Yeah, that is definitely broken, and also it occurs to me that this
coding is not robust in the face of non-ASCII identifiers (since
the behavior of isalnum is unportable in that case).  I've posted
a draft patch for that in a separate thread [1].

> Maybe it's worth fixing that, and making putid() also print empty user 
> names correspondingly.

putid() prints an empty name as an empty string, which seems fine
at least at this level.

> Alternatively, it's the fault of initdb that it constructs aclitem 
> values that don't follow the aclitem-specific quoting rules.

With the patch at [1], initdb -U '' still fails at the same place,
but now with

FATAL:  a name must follow the "/" sign at character 72

which is a consequence of getid()'s output not distinguishing
"I found nothing" from "I found an empty string".  Now if we
cared to support empty identifiers, we could make some more
revisions here so that those were consistently represented as
"" rather than nothing.  But I fail to see that that's a useful
expenditure of time: we're never going to allow empty names.

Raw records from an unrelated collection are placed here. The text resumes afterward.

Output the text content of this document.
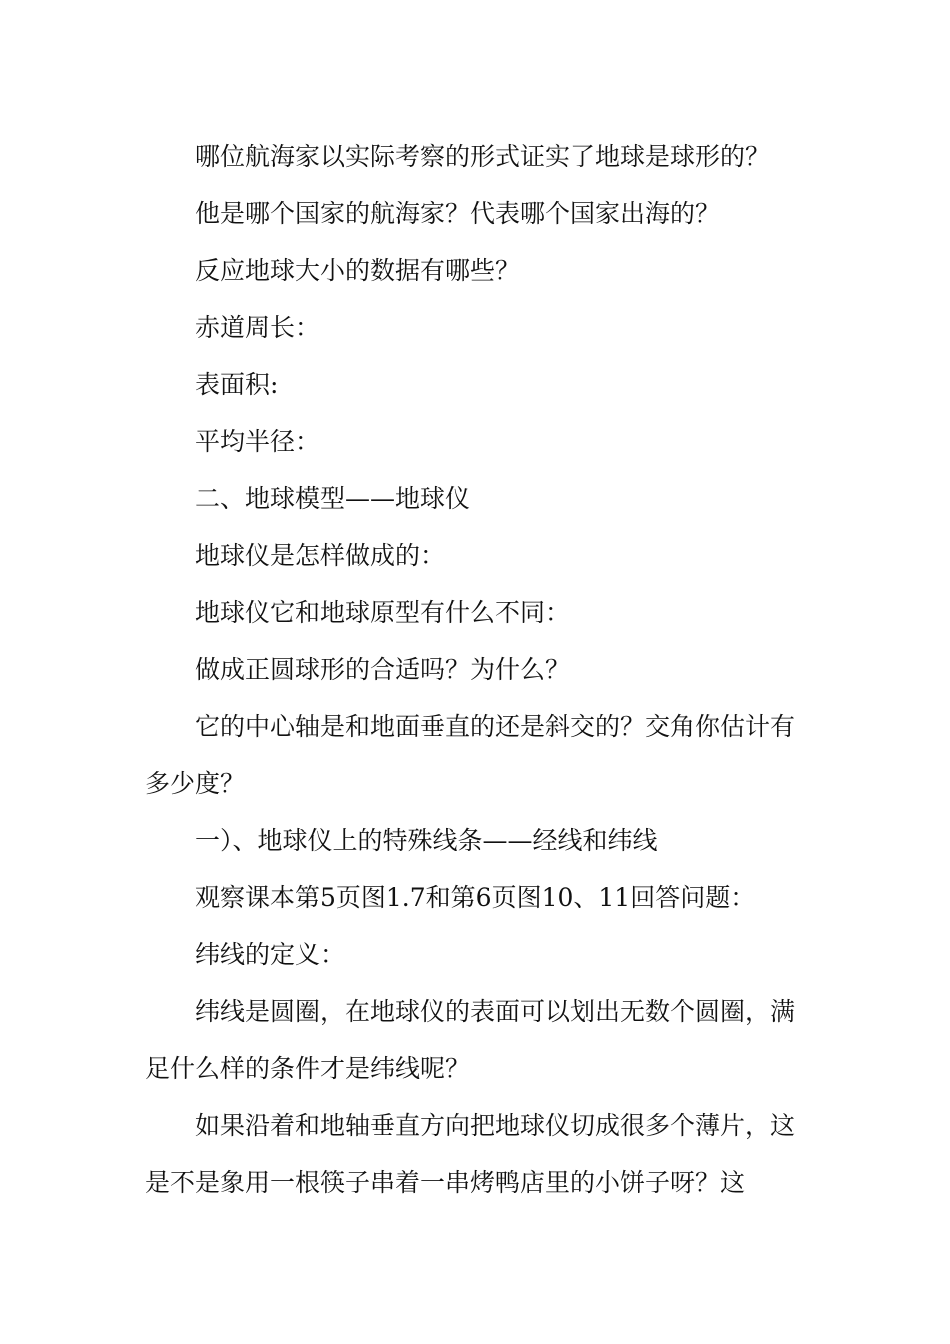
哪位航海家以实际考察的形式证实了地球是球形的？

他是哪个国家的航海家？代表哪个国家出海的？

反应地球大小的数据有哪些？

赤道周长：

表面积:

平均半径：

二、地球模型——地球仪

地球仪是怎样做成的：

地球仪它和地球原型有什么不同：

做成正圆球形的合适吗？为什么？

它的中心轴是和地面垂直的还是斜交的？交角你估计有多少度？

一）、地球仪上的特殊线条——经线和纬线

观察课本第5页图1.7和第6页图10、11回答问题：

纬线的定义：

纬线是圆圈，在地球仪的表面可以划出无数个圆圈，满足什么样的条件才是纬线呢？

如果沿着和地轴垂直方向把地球仪切成很多个薄片，这是不是象用一根筷子串着一串烤鸭店里的小饼子呀？这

> Another thought is, if we don't allow zero-length names, shouldn't 
> namein() reject empty input strings?

I'm inclined to think not.  It's introducing too much of a gotcha
for too little return.  As a perhaps-not-quite-exact analogy,
NULL::name also doesn't correspond to any identifier you can spell
in SQL; but we're not going to try to forbid that value.  So there
is at least one value of type "name" that isn't valid in SQL, and
I don't see why ''::name can't be another.